Relationship of Patent Ductus Arteriosus Size to Echocardiographic Markers of Shunt Volume.

Author information

1
Division of Neonatology and Department of Pediatrics, University of Toronto, Toronto, Ontario, Canada; Neonatology Department, Fernandes Figueira Institute, Rio de Janeiro, Brazil.
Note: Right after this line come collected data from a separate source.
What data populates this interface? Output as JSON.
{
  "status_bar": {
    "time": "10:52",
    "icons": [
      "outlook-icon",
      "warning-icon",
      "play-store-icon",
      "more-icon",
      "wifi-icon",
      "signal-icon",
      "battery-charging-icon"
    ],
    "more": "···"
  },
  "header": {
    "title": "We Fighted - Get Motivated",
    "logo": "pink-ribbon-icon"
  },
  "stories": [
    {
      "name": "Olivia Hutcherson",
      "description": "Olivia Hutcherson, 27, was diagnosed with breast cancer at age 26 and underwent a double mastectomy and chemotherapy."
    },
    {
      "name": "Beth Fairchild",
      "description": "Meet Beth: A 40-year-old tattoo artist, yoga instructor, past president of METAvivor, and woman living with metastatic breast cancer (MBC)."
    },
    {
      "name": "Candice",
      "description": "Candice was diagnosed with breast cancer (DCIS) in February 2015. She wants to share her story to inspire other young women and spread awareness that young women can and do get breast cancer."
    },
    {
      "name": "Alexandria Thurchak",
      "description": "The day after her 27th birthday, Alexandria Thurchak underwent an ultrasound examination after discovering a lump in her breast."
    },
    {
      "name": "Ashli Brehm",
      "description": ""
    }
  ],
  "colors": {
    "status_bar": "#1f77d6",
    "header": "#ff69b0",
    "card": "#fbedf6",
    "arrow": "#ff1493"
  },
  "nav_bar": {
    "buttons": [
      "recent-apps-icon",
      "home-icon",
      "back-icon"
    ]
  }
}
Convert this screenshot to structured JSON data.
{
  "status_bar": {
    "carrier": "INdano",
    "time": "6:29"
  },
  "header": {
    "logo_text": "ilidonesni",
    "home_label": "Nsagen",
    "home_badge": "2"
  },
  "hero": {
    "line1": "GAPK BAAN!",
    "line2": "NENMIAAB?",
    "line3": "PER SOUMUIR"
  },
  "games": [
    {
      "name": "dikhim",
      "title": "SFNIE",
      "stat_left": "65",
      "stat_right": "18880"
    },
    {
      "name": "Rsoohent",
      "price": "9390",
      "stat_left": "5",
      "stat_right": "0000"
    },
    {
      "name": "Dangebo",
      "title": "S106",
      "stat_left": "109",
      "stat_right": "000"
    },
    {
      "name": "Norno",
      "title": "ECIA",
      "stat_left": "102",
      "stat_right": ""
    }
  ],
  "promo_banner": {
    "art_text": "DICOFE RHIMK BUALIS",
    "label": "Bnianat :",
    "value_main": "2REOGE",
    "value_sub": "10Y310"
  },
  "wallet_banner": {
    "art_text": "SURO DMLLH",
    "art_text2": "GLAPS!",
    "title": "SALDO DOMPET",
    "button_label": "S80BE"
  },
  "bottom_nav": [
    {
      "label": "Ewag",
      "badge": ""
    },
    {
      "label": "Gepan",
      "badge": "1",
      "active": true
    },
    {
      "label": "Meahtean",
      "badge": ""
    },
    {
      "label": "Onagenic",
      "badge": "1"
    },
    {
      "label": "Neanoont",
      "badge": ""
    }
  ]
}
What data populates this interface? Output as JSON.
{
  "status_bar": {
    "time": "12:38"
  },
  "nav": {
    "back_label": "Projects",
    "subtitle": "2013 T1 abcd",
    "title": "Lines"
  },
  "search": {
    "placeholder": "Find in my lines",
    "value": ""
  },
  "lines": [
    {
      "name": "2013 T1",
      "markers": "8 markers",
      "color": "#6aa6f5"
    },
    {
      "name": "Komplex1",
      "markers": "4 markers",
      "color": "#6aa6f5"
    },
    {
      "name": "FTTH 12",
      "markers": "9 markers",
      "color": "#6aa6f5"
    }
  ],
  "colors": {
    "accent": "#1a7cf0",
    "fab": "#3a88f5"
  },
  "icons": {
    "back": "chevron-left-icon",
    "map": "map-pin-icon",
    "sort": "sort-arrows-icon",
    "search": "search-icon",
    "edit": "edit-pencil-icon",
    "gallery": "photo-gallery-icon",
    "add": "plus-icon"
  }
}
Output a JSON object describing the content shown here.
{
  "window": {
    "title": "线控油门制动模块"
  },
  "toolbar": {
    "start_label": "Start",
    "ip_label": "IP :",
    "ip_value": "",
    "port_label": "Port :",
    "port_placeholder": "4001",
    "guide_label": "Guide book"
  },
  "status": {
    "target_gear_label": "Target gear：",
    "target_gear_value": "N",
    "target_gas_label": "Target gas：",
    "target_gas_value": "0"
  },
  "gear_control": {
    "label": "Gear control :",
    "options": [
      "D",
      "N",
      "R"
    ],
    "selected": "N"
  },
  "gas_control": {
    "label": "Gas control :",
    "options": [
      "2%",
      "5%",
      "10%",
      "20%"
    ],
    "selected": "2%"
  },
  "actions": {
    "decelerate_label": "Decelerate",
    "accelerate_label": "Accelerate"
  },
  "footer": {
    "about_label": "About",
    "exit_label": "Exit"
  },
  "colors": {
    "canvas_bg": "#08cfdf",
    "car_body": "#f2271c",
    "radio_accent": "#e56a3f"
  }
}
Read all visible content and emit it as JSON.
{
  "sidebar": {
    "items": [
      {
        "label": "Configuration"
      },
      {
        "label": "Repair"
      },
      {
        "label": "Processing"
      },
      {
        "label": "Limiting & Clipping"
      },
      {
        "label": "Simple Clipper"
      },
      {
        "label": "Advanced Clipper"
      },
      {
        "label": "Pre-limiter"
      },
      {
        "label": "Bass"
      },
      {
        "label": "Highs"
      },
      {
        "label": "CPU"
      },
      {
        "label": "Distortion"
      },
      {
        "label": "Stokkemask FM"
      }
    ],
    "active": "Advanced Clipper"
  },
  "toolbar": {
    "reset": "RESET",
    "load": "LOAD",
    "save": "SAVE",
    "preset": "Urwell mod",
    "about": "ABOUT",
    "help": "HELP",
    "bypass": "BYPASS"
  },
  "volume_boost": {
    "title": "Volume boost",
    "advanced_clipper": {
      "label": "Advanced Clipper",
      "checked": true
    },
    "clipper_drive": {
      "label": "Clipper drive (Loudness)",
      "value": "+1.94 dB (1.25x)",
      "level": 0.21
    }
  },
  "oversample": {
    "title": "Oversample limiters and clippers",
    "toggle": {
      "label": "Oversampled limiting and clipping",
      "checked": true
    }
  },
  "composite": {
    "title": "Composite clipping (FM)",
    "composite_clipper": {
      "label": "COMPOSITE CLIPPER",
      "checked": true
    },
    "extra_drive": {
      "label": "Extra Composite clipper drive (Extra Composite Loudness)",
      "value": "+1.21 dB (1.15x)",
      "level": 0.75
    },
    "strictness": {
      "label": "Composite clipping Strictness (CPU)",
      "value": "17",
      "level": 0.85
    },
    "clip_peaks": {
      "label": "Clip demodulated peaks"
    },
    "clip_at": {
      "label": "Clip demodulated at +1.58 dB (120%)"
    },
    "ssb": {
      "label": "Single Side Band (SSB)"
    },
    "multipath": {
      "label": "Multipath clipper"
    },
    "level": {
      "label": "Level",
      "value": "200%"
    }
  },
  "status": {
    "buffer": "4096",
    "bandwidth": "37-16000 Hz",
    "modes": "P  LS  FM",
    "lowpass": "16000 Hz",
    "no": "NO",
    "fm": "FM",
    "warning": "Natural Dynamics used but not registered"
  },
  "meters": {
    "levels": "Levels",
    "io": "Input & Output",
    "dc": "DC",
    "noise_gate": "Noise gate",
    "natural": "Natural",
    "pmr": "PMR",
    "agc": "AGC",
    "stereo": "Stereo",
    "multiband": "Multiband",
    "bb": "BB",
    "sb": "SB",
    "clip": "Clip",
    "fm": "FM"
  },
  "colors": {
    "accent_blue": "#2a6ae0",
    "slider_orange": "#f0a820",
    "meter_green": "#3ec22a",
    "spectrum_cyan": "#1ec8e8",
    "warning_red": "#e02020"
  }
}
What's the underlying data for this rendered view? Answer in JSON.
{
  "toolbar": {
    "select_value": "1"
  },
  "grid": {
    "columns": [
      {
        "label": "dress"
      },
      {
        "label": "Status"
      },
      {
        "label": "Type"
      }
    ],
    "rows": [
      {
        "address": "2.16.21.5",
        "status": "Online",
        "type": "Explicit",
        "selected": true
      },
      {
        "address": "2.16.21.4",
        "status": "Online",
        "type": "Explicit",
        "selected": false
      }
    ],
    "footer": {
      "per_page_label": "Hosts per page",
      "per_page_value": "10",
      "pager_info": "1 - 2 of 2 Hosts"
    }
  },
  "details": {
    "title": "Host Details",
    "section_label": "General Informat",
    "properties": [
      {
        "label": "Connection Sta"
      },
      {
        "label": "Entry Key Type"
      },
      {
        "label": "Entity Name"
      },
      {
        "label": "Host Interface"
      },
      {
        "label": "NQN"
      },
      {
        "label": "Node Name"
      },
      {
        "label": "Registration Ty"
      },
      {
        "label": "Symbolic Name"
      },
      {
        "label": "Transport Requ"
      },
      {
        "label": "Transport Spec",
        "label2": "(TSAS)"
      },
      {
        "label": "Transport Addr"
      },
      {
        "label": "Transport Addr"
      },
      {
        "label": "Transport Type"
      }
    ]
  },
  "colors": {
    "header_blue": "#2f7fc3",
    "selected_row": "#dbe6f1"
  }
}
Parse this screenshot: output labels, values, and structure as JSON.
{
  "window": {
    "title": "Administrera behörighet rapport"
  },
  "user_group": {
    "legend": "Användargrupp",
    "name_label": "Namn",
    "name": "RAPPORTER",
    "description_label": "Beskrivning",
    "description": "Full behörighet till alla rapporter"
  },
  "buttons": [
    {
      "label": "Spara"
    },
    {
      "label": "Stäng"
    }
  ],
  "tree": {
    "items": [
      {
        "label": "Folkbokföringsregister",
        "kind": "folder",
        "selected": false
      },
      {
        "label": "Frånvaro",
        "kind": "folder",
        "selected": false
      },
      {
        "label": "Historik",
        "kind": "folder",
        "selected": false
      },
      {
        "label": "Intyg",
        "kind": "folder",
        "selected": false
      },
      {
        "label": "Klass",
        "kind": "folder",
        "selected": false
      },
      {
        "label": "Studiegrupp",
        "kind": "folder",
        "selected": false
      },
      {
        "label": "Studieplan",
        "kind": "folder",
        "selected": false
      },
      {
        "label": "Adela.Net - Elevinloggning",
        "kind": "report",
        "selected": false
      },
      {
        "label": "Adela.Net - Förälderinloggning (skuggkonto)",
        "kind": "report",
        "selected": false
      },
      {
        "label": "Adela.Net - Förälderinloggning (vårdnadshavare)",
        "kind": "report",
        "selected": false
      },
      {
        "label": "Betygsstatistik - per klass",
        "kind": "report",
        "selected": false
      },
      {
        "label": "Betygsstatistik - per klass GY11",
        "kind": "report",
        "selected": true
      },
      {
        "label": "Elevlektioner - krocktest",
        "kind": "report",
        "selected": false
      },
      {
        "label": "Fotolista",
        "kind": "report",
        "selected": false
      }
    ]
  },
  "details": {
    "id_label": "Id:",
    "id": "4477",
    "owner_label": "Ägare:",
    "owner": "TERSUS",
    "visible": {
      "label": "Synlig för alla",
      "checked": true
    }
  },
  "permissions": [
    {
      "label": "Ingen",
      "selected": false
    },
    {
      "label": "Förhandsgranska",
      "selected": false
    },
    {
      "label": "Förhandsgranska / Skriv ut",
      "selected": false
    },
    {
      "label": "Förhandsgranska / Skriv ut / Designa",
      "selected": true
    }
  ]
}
Electronic address: fermartins1964@gmail.com.
2
Neonatology Department, Hospital Infantil de México Federico Gómez, Ciudad de México, Mexico.
3
Division of Neonatology and Department of Pediatrics, University of Toronto, Toronto, Ontario, Canada.
4
Division of Neonatology and Department of Pediatrics, University of Toronto, Toronto, Ontario, Canada; Sunnybrook Health Sciences Centre, Toronto, Ontario, Canada.
5
Department of Neonatology, Mount Sinai Hospital, New York, NY.
6
Neonatology Department, Fernandes Figueira Institute, Rio de Janeiro, Brazil.
7
Division of Neonatology and Department of Pediatrics, University of Toronto, Toronto, Ontario, Canada; Physiology and Experimental Medicine Program, The Hospital for Sick Children, Toronto, Ontario, Canada; Department of Physiology, University of Toronto, Toronto, Ontario, Canada.

Abstract

OBJECTIVE:

To define the technique of estimating ductal diameter (DD) that best correlates with echocardiographic markers of transductal shunt volume in preterm infants >7 days old with persistent patent ductus arteriosus (PDA).

STUDY DESIGN:

We conducted a retrospective study of 104 neonates born at <30 weeks gestation that had targeted neonatal echocardiography evaluation of PDA performed between 7 and 30 days. We used univariate analysis to determine the association of echocardiographic markers of shunt volume with ductal size definitions: DD, DD indexed to weight, and DD indexed to left pulmonary artery diameter.

RESULTS:

Two hundred echocardiograms were reviewed from 104 patients with a median gestational age of 25.4 weeks (range, 25-26.3 weeks) and a median birth weight of 810 g (range, 740-920 g). We found a weak correlation of each method of PDA size definition with individual echocardiographic markers of transductal shunt volume, of which nonindexed DD demonstrated the best correlation. The best correlation was found with markers of systemic hypoperfusion, such as diastolic flow reversal in the descending aorta (R2 = 0.24) and celiac artery (R2 = 0.21). Markers of pulmonary overcirculation, such as left ventricular end-diastolic diameter (R2 = 0.19) and left ventricular output (R2 = 0.17), showed fair correlation with nonindexed DD.

CONCLUSION:

In preterm infants >7 days old with PDA, nonindexed DD demonstrated weak correlations with individual echocardiographic markers of shunt volume. These data highlight the need for comprehensive echocardiographic evaluation in addition to diameter measurements to provide a better understanding of the hemodynamic consequences of PDA.

KEYWORDS:

hemodynamic significance; preterm; target neonatal echocardiography

PMID:
30115452
DOI:
10.1016/j.jpeds.2018.06.045
[Indexed for MEDLINE]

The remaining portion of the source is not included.